Integration of single-cell RNA-Seq and CyTOF data characterises heterogeneity of rare cell subpopulations
Repapi E., Agarwal D., Napolitani G., Sims D., Taylor S.
Background: The simultaneous measurement of cellular proteins and transcriptomes of single cell data has become an exciting new possibility with the advent of highly multiplexed multi-omics methodologies.

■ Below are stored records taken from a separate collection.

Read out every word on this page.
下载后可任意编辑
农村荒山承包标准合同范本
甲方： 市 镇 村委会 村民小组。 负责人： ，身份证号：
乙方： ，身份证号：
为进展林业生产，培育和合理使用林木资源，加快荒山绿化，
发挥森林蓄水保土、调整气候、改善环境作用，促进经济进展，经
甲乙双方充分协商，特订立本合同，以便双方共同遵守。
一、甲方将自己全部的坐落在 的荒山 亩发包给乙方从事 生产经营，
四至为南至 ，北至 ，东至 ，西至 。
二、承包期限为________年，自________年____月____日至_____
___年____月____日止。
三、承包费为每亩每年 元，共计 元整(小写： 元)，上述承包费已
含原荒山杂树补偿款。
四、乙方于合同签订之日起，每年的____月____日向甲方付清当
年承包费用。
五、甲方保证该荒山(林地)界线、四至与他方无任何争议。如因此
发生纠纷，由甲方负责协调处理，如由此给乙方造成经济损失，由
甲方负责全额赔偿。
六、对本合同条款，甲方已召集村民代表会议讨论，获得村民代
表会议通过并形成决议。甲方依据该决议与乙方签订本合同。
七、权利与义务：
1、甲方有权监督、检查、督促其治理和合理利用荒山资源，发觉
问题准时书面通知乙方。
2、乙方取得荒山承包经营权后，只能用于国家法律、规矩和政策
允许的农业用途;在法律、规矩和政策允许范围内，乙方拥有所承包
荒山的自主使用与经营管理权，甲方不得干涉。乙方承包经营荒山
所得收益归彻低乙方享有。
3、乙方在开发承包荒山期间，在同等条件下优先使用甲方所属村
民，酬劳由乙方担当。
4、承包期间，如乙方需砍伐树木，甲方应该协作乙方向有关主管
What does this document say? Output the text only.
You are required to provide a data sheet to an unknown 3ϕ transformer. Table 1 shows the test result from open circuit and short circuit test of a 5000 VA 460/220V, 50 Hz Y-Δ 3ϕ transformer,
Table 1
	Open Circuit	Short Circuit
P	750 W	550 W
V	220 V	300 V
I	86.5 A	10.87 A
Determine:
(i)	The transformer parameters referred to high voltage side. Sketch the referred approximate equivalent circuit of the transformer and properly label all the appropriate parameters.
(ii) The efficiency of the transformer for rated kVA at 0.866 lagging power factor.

However, mass cytometry (CyTOF) is a well-established, affordable technique for the analysis of proteomic data, which is well suited for the discovery and characterisation of very rare subpopulations of cells with a wealth of publicly available datasets. Methods: We present and evaluate the multimodal integration of single cell RNA-Seq and CyTOF datasets coming from both matched and unmatched samples, using two publicly available datasets. Results: We demonstrate that the integration of well annotated CyTOF data with single cell RNA sequencing can aid in the identification and annotation of cell populations with high accuracy. Furthermore, we show that the integration can provide imputed measurements of protein markers which are comparable to the current gold standard of antibody derived tags (ADT) from CITE-Seq for both matched and unmatched datasets. Using this methodology, we identify and transcriptionally characterise a rare subpopulation of CD11c positive B cells in high resolution using publicly available data and we unravel its heterogeneity in a single cell setting without the need to sort the cells in advance, in a manner which had not been previously possible. Conclusions: This approach provides the framework for using available proteomic and transcriptomic datasets in a unified and unbiased fashion to assist ongoing and future studies of cellular characterisation and biomarker identification.